The medical examiner found that Rosenbaum was shot in the groin, back and left hand. The wounds fractured his pelvis and perforated his right lung and liver. He also suffered a superficial wound to his left thigh and a graze wound to his forehead.

Friends have told local media that Rosenbaum was originally from Texas and previously lived in Arizona before moving to Wisconsin this year, where his young daughter lives. According to his Facebook page, he worked at a Wendy’s restaurant in Kenosha.

Rittenhouse then ran down the street and was chased by several people shouting that he just shot someone before he tripped and fell, according to the complaint and video footage.

Anthony Huber, 26, of Silver Lake, was shot in the chest after apparently trying to wrest the gun away from Rittenhouse, the complaint said.

Hannah Gittings, Huber’s girlfriend, told WBBM-TV that he pushed her out of the way before chasing after the man others on the street had identified as the shooter.

Huber’s friends gathered at a Kenosha skate park this week to remember him and his passion for skateboarding. According to court records, Huber had a skateboard in his right hand and used it to “make contact” with Rittenhouse’s left shoulder as they struggled for control of the gun.

The third man to be shot was wounded in the left arm.

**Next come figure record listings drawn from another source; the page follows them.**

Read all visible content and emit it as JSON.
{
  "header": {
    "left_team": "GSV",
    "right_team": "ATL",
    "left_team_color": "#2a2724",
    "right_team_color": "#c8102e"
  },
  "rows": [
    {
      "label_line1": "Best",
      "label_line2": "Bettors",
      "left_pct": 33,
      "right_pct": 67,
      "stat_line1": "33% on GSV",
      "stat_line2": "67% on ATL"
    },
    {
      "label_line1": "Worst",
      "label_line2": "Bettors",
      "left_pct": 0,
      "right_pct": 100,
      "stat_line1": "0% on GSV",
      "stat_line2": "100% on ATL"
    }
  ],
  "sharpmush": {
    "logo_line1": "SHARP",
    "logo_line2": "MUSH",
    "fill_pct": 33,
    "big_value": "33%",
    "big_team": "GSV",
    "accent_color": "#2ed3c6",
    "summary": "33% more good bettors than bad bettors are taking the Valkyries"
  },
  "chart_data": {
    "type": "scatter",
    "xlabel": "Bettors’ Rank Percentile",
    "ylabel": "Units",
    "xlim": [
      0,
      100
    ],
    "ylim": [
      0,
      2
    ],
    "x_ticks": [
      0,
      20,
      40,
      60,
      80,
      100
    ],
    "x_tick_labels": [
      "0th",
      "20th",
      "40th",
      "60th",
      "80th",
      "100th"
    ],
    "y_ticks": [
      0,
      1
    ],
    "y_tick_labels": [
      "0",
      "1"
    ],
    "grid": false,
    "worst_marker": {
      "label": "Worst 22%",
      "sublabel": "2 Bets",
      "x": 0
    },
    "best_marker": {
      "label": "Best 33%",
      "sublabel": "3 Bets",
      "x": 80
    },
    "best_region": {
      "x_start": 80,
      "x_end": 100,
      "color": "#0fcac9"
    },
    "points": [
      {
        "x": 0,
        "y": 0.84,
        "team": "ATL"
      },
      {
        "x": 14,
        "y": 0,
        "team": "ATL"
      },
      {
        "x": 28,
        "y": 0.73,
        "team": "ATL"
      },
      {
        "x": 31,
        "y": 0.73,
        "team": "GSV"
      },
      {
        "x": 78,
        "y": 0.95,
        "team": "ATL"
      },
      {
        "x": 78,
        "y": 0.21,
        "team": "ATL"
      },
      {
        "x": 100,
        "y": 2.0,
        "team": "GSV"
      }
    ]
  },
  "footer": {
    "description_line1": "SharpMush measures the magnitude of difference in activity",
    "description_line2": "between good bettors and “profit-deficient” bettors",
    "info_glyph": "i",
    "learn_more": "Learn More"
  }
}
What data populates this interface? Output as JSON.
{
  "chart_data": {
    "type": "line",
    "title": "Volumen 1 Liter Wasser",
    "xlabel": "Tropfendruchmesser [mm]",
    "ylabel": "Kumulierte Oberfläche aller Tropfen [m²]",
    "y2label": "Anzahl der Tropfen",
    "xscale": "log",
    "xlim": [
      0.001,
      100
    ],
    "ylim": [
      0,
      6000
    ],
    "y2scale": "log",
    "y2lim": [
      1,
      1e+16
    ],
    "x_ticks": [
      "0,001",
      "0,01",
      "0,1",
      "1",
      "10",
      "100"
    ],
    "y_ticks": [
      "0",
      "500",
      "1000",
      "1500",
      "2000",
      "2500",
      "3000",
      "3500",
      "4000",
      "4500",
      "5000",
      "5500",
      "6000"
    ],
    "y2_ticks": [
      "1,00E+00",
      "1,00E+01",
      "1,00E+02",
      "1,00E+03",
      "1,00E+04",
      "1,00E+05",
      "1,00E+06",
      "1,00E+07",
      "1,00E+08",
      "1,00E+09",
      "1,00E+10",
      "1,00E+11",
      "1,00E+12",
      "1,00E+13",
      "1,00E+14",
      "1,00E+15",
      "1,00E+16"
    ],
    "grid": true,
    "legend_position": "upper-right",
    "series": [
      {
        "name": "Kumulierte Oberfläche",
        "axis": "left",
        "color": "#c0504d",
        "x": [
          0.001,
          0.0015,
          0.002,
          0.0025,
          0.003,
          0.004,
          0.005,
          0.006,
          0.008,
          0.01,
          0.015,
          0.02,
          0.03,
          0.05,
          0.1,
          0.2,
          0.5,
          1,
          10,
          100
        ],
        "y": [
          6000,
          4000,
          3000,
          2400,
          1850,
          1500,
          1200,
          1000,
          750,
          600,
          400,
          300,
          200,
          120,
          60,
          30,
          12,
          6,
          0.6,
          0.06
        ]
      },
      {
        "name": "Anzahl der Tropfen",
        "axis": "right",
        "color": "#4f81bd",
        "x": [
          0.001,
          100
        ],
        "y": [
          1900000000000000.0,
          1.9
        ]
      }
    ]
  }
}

Court records said Gaige Grosskreutz, 26, appeared to be holding a gun when he approached Rittenhouse after he shot at Huber.

Grosskreutz is an activist who volunteered as a medic during the Kenosha demonstrations, according to Milwaukee activist Bethany Crevensten.

She said Grosskreutz was part of a group of roughly two dozen activists who have demonstrated around Milwaukee in the wake of Floyd’s death and went to Kenosha to protest. Grosskreutz, who was wearing a backpack and cap labeled “paramedic,” was shot in the arm, Crevensten said.